Time to enter my blue period.
Roquefort is perhaps the “entry level” cheese for many of us. A non-controversial addition to cheese plates around the globe. I also find it’s one of the most abused cheeses, served far too cold to be enjoyed.
This was, I think the first blue veined cheese I ever tried, and although not one of my favorites (that’s reserved for Stilton and Gorgonzola), there is always a hunk of it in my ridge.
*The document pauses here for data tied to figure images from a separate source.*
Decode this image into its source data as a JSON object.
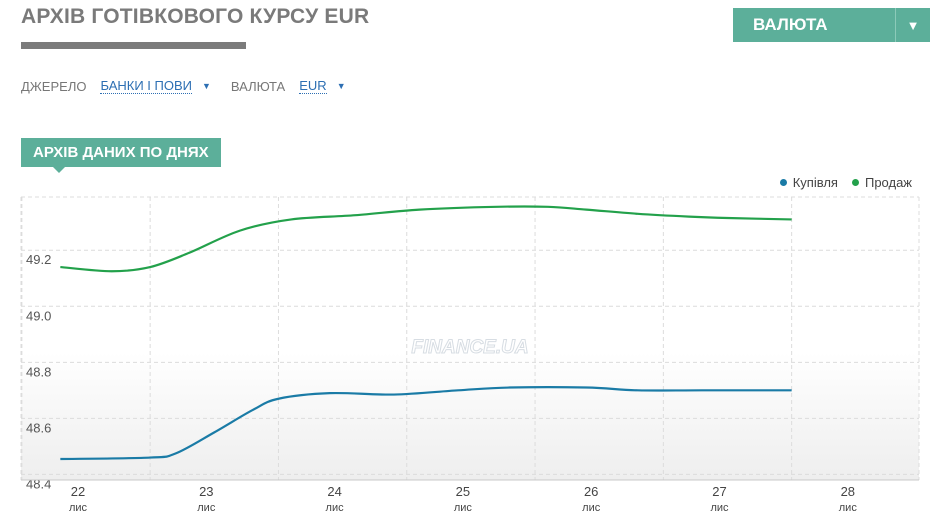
{
  "page": {
    "title": "АРХІВ ГОТІВКОВОГО КУРСУ EUR"
  },
  "currency_dropdown": {
    "label": "ВАЛЮТА",
    "arrow": "▼"
  },
  "filters": {
    "source_label": "ДЖЕРЕЛО",
    "source_value": "БАНКИ І ПОВИ",
    "currency_label": "ВАЛЮТА",
    "currency_value": "EUR",
    "caret": "▼"
  },
  "section": {
    "tab_label": "АРХІВ ДАНИХ ПО ДНЯХ"
  },
  "watermark": "FINANCE.UA",
  "colors": {
    "accent": "#5caf9a",
    "buy": "#1a7ba6",
    "sell": "#23a14b"
  },
  "chart_data": {
    "type": "line",
    "title": "",
    "xlabel": "",
    "ylabel": "",
    "x": [
      {
        "day": "22",
        "month": "лис"
      },
      {
        "day": "23",
        "month": "лис"
      },
      {
        "day": "24",
        "month": "лис"
      },
      {
        "day": "25",
        "month": "лис"
      },
      {
        "day": "26",
        "month": "лис"
      },
      {
        "day": "27",
        "month": "лис"
      },
      {
        "day": "28",
        "month": "лис"
      }
    ],
    "ylim": [
      48.38,
      49.39
    ],
    "yticks": [
      "48.4",
      "48.6",
      "48.8",
      "49.0",
      "49.2"
    ],
    "grid": true,
    "legend_position": "top-right",
    "series": [
      {
        "name": "Купівля",
        "color": "#1a7ba6",
        "points": [
          [
            21.8,
            48.455
          ],
          [
            22.5,
            48.46
          ],
          [
            22.7,
            48.475
          ],
          [
            23.0,
            48.55
          ],
          [
            23.3,
            48.63
          ],
          [
            23.5,
            48.67
          ],
          [
            23.9,
            48.69
          ],
          [
            24.4,
            48.685
          ],
          [
            24.9,
            48.7
          ],
          [
            25.3,
            48.71
          ],
          [
            25.9,
            48.71
          ],
          [
            26.3,
            48.7
          ],
          [
            26.8,
            48.7
          ],
          [
            27.5,
            48.7
          ]
        ]
      },
      {
        "name": "Продаж",
        "color": "#23a14b",
        "points": [
          [
            21.8,
            49.14
          ],
          [
            22.2,
            49.125
          ],
          [
            22.5,
            49.14
          ],
          [
            22.8,
            49.19
          ],
          [
            23.2,
            49.27
          ],
          [
            23.6,
            49.31
          ],
          [
            24.1,
            49.325
          ],
          [
            24.6,
            49.345
          ],
          [
            25.2,
            49.355
          ],
          [
            25.6,
            49.355
          ],
          [
            25.9,
            49.345
          ],
          [
            26.3,
            49.33
          ],
          [
            26.7,
            49.32
          ],
          [
            27.0,
            49.315
          ],
          [
            27.5,
            49.31
          ]
        ]
      }
    ]
  }
}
Traditionally, Roquefort is a sheep milk cheese, and in Euro fashion, apparently only those cheeses made in Roquefort Sul-Soulzon can called themselves”roquefort”. I bought my hunk from our loca French megastore and left it to sit for a while. For a cheapish over the counter cheese, the overall flavor sensation begins slightly mild, then a little sweet, then smoky, and fades to a salty finish.
I’m told it’s one of the most ingredient intensive cheeses to make, with one kilo needed around 4.5 litres of milk to make.
For such a common cheese it has a romantic backstory. It is said the cheese was discovered when a young lad, eating his lunch of bread and ewes’ milk cheese, saw a beautiful girl in the distance. Abandoning his meal in a nearby cave, he ran to meet her. When he returned a few months later, the mold had transformed his cheese into a chunk marbled with blue “veins”.
I must admire this young guy for returning to reclaim his cheese. In matters of love and cheese, cheese will always win. Maybe this is why I haven’t married yet. Hmmmmmm
PS This post is dedicated to my Dad, who I believe is the world’s greatest fan of James Garner and The Rockford Files
I love blue cheeses…especially the ones you eat in Europe.